Despite the limitations of the imperfect GIC PDO model at present. The promising technology of GIC PDO culture retain the molecular, cellular, physiological, histological features, biological behaviors, and intra-tumoral heterogeneity of human original tumor tissues for individuals, making it a comprehensive tool for advancing personalized anti-cancer therapy. Personalized medicine in oncology is described as tailoring the most appropriate treatment for an individual person. The genomic-based drug response prediction promotes the personalized medicine in oncology. However, such genomic-based drug response prediction may not be so accurate in real clinic world for its lack of drug sensitivity confirmation in human biological samples. Given that GIC PDOs can be generated from individual patients with characteristic resemblance to the human original tumor tissues and enable the drug sensitivity testing in a meaningful time window, we believe that the combination of PDO technology with genomic profiling will be the more promising strategy for personalized therapy for GIC patients. Ongoing trials should be done to provide the solid validation for applying the drug testing of GIC PDOs to personalized medicine. Results of a first study comparing drug sensitivity results of GIC PDOs with the drug responses in the clinic are encouraging [53]. Optimizing the sensitivity, accuracy and robustness in drug sensitive testing platforms will successfully lead the GIC PDO-based personalized medicine to clinic. We also expect that technologies, such as microfluidics, may overcome the challenge of mimicking the TME in GIC PDOs, and finally help to achieve cancer personalized medicine.

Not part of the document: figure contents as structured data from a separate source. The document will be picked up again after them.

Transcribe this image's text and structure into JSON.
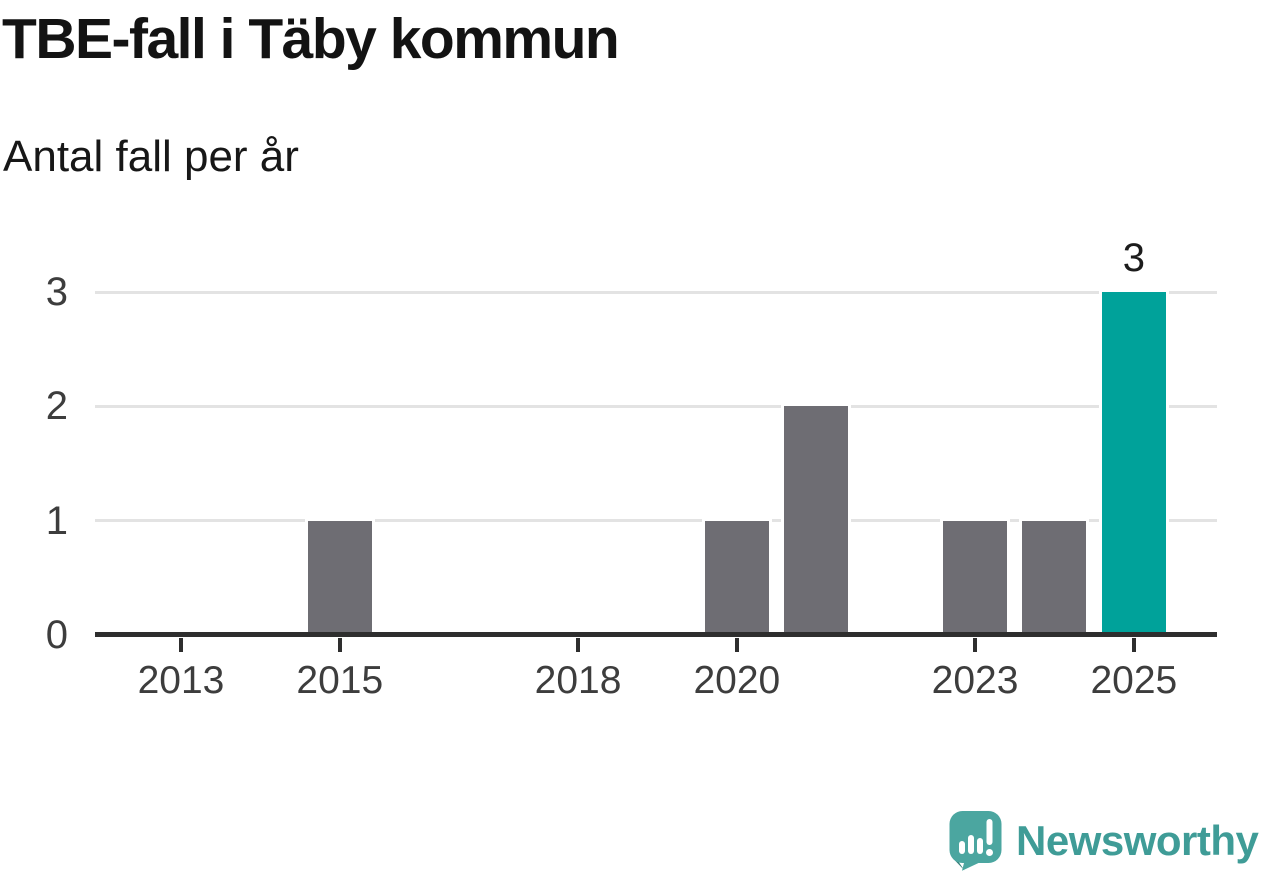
{
  "header": {
    "title": "TBE-fall i Täby kommun",
    "subtitle": "Antal fall per år"
  },
  "footer": {
    "brand_name": "Newsworthy",
    "logo_icon": "newsworthy-speech-bubble-bar-chart-icon"
  },
  "colors": {
    "background": "#ffffff",
    "bar": "#6e6d73",
    "highlight": "#00a29a",
    "gridline": "#e3e3e3",
    "axis": "#2e2e2e",
    "title_text": "#131313",
    "tick_text": "#3d3d3d",
    "brand_teal": "#3f9c97"
  },
  "chart_data": {
    "type": "bar",
    "title": "TBE-fall i Täby kommun",
    "subtitle": "Antal fall per år",
    "categories": [
      2012,
      2013,
      2014,
      2015,
      2016,
      2017,
      2018,
      2019,
      2020,
      2021,
      2022,
      2023,
      2024,
      2025
    ],
    "values": [
      0,
      0,
      0,
      1,
      0,
      0,
      0,
      0,
      1,
      2,
      0,
      1,
      1,
      3
    ],
    "highlight_category": 2025,
    "data_labels": [
      {
        "category": 2025,
        "label": "3"
      }
    ],
    "x_tick_labels": [
      "2013",
      "2015",
      "2018",
      "2020",
      "2023",
      "2025"
    ],
    "y_tick_labels": [
      "0",
      "1",
      "2",
      "3"
    ],
    "ylim": [
      0,
      3
    ],
    "xlabel": "",
    "ylabel": "",
    "grid": "horizontal",
    "legend": "none"
  }
}
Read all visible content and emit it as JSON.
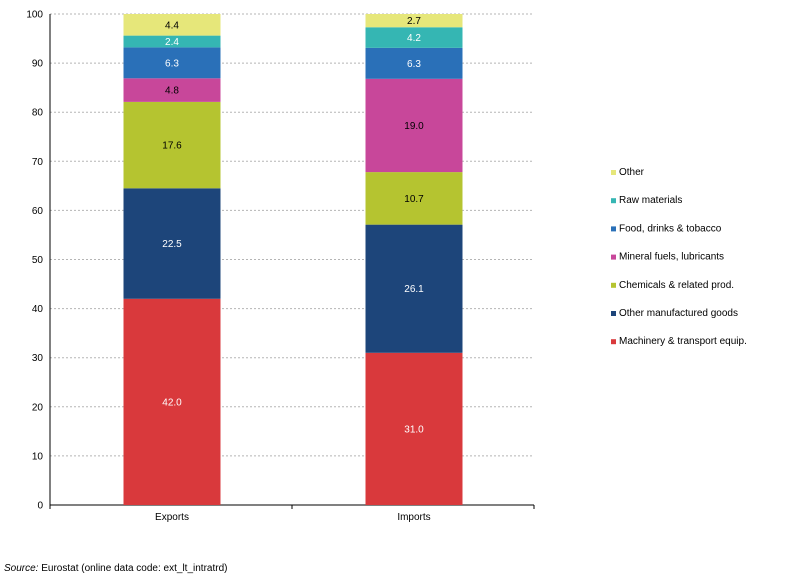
{
  "chart_data": {
    "type": "bar",
    "stacked": true,
    "categories": [
      "Exports",
      "Imports"
    ],
    "series": [
      {
        "name": "Machinery & transport equip.",
        "color": "#d9393c",
        "label_color": "#ffffff",
        "values": [
          42.0,
          31.0
        ],
        "labels": [
          "42.0",
          "31.0"
        ]
      },
      {
        "name": "Other manufactured goods",
        "color": "#1d457a",
        "label_color": "#ffffff",
        "values": [
          22.5,
          26.1
        ],
        "labels": [
          "22.5",
          "26.1"
        ]
      },
      {
        "name": "Chemicals & related prod.",
        "color": "#b5c430",
        "label_color": "#000000",
        "values": [
          17.6,
          10.7
        ],
        "labels": [
          "17.6",
          "10.7"
        ]
      },
      {
        "name": "Mineral fuels, lubricants",
        "color": "#c8479a",
        "label_color": "#000000",
        "values": [
          4.8,
          19.0
        ],
        "labels": [
          "4.8",
          "19.0"
        ]
      },
      {
        "name": "Food, drinks & tobacco",
        "color": "#2a70b8",
        "label_color": "#ffffff",
        "values": [
          6.3,
          6.3
        ],
        "labels": [
          "6.3",
          "6.3"
        ]
      },
      {
        "name": "Raw materials",
        "color": "#35b6b3",
        "label_color": "#ffffff",
        "values": [
          2.4,
          4.2
        ],
        "labels": [
          "2.4",
          "4.2"
        ]
      },
      {
        "name": "Other",
        "color": "#e6e77a",
        "label_color": "#000000",
        "values": [
          4.4,
          2.7
        ],
        "labels": [
          "4.4",
          "2.7"
        ]
      }
    ],
    "y_ticks": [
      "0",
      "10",
      "20",
      "30",
      "40",
      "50",
      "60",
      "70",
      "80",
      "90",
      "100"
    ],
    "ylim": [
      0,
      100
    ],
    "grid": true,
    "grid_style": "dashed",
    "legend_position": "right",
    "legend_order": "reverse",
    "title": "",
    "xlabel": "",
    "ylabel": ""
  },
  "source": {
    "prefix": "Source:",
    "text": " Eurostat (online data code: ext_lt_intratrd)"
  }
}
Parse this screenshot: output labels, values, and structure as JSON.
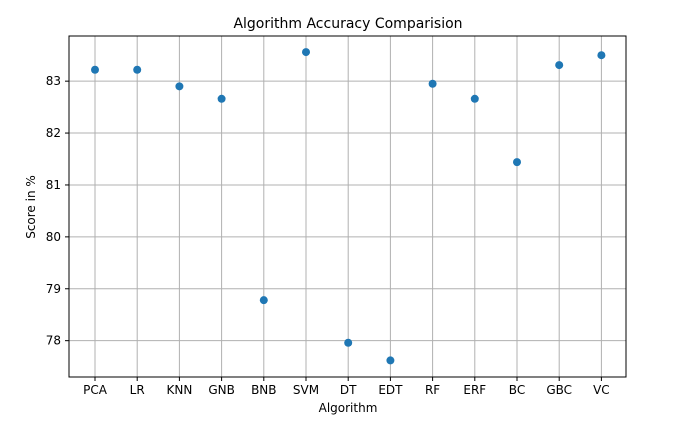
{
  "chart_data": {
    "type": "scatter",
    "title": "Algorithm Accuracy Comparision",
    "xlabel": "Algorithm",
    "ylabel": "Score in %",
    "categories": [
      "PCA",
      "LR",
      "KNN",
      "GNB",
      "BNB",
      "SVM",
      "DT",
      "EDT",
      "RF",
      "ERF",
      "BC",
      "GBC",
      "VC"
    ],
    "values": [
      83.22,
      83.22,
      82.9,
      82.66,
      78.78,
      83.56,
      77.96,
      77.62,
      82.95,
      82.66,
      81.44,
      83.31,
      83.5
    ],
    "yticks": [
      78,
      79,
      80,
      81,
      82,
      83
    ],
    "ylim": [
      77.3,
      83.87
    ],
    "grid": true,
    "color": "#1f77b4"
  }
}
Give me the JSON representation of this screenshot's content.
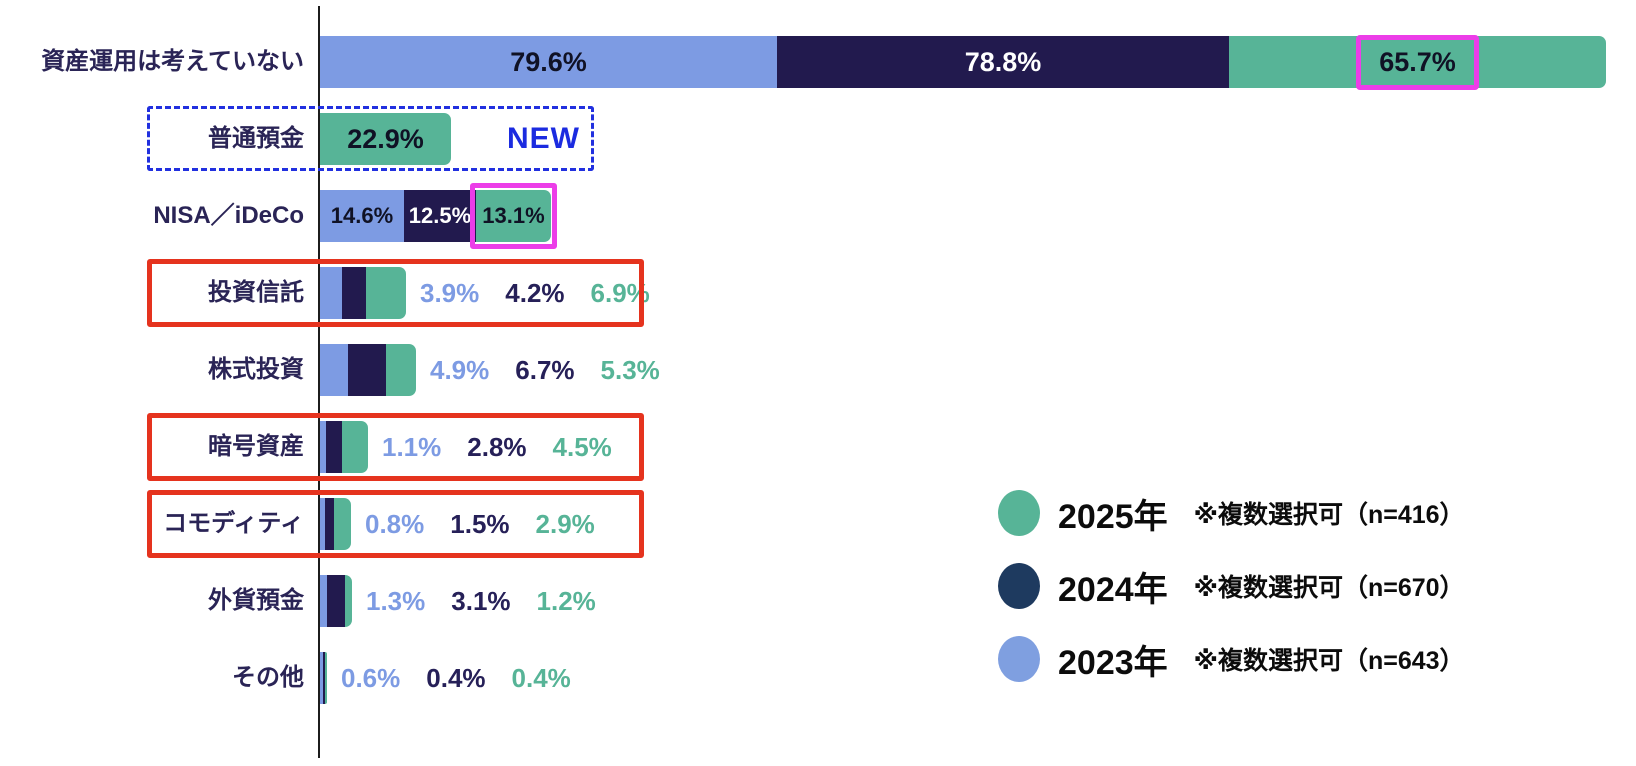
{
  "chart_data": {
    "type": "bar",
    "orientation": "horizontal-stacked",
    "value_unit": "%",
    "title": "",
    "categories": [
      "資産運用は考えていない",
      "普通預金",
      "NISA／iDeCo",
      "投資信託",
      "株式投資",
      "暗号資産",
      "コモディティ",
      "外貨預金",
      "その他"
    ],
    "series": [
      {
        "name": "2023年",
        "color": "#7D9BE3",
        "value_text_color": "#7D9BE3",
        "values": [
          79.6,
          null,
          14.6,
          3.9,
          4.9,
          1.1,
          0.8,
          1.3,
          0.6
        ]
      },
      {
        "name": "2024年",
        "color": "#221A4E",
        "value_text_color": "#262058",
        "values": [
          78.8,
          null,
          12.5,
          4.2,
          6.7,
          2.8,
          1.5,
          3.1,
          0.4
        ]
      },
      {
        "name": "2025年",
        "color": "#57B497",
        "value_text_color": "#57B497",
        "values": [
          65.7,
          22.9,
          13.1,
          6.9,
          5.3,
          4.5,
          2.9,
          1.2,
          0.4
        ]
      }
    ],
    "value_labels_inside_categories": [
      "資産運用は考えていない",
      "普通預金",
      "NISA／iDeCo"
    ],
    "axis": {
      "baseline_at": 0,
      "gridlines": false
    },
    "legend_position": "right-bottom"
  },
  "legend": {
    "items": [
      {
        "year": "2025年",
        "note": "※複数選択可（n=416）",
        "color": "#57B497"
      },
      {
        "year": "2024年",
        "note": "※複数選択可（n=670）",
        "color": "#1E3A5F"
      },
      {
        "year": "2023年",
        "note": "※複数選択可（n=643）",
        "color": "#7F9FE0"
      }
    ]
  },
  "annotations": {
    "new_badge": {
      "text": "NEW",
      "category": "普通預金"
    },
    "blue_dashed_box_category": "普通預金",
    "magenta_boxes": [
      {
        "category": "資産運用は考えていない",
        "target": "value-label",
        "series": "2025年"
      },
      {
        "category": "NISA／iDeCo",
        "target": "segment",
        "series": "2025年"
      }
    ],
    "red_box_categories": [
      "投資信託",
      "暗号資産",
      "コモディティ"
    ],
    "colors": {
      "red_box": "#E5331E",
      "magenta_box": "#EC3DE8",
      "blue_dashed_box": "#2130DF",
      "new_text": "#1B2BE0",
      "inside_label_dark": "#101225",
      "inside_label_light": "#ffffff"
    }
  }
}
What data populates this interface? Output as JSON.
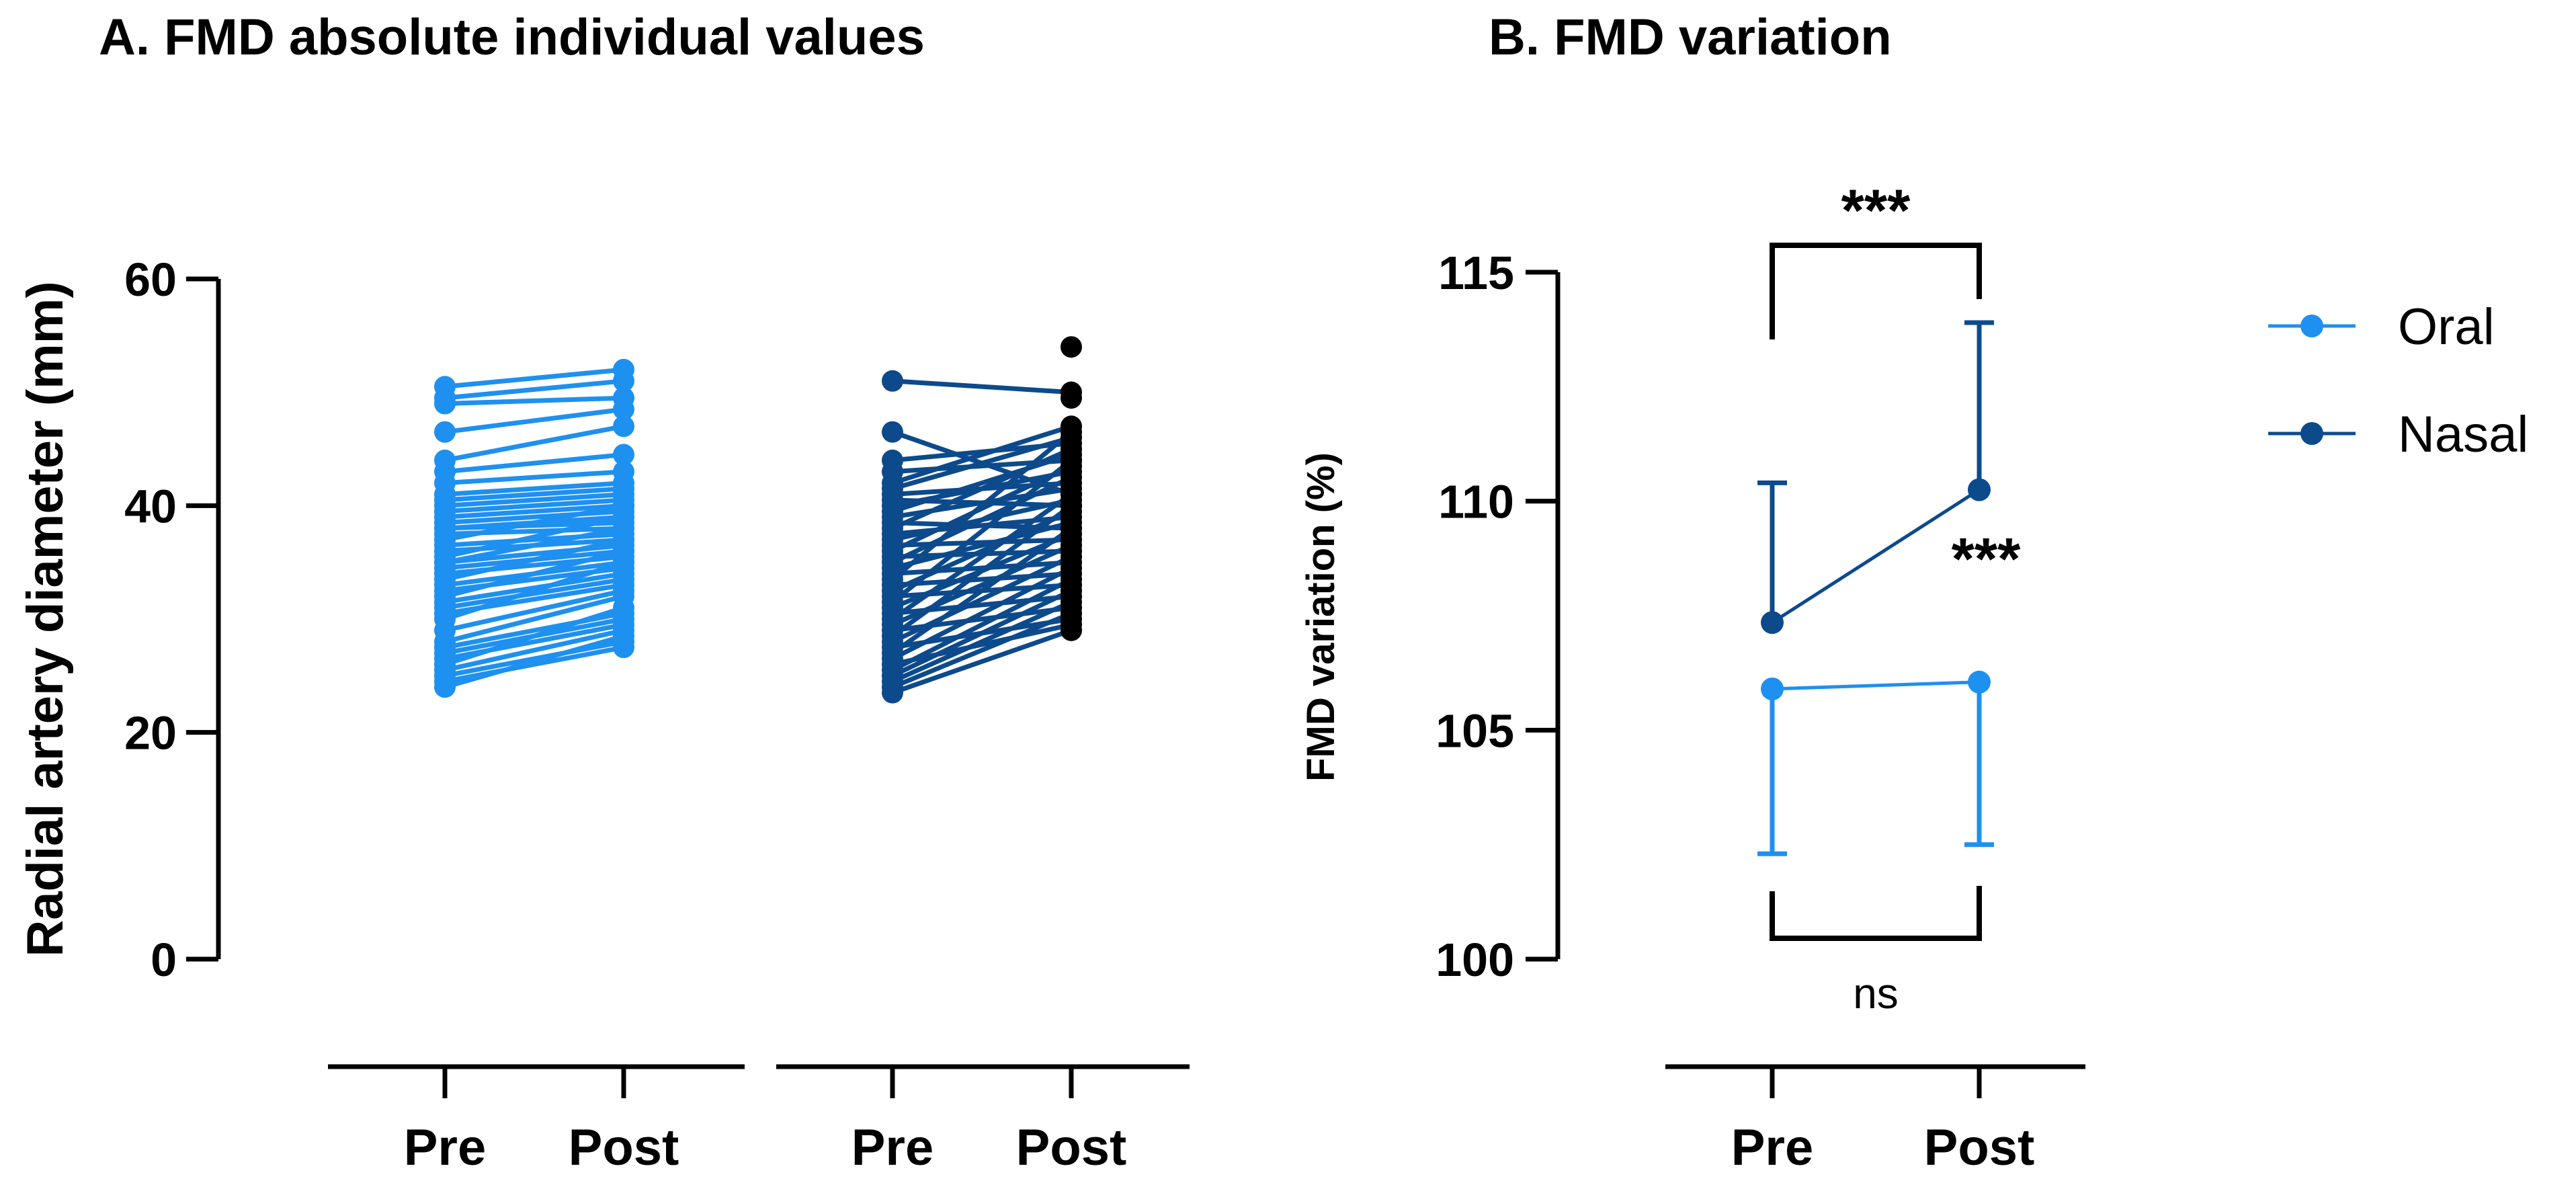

In this review, we have summarized the establishment of biobanks of GIC PDOs and have highlighted the applications of GIC PDOs in personalized medicine. Challenges and opportunities are always coexisting. Despite current limits need to be addressed, the fast developed PDO model do have a positive influence for advances in Oncology. We expect that patients could really benefit from the PDO-based personalized medicine in oncology in the future.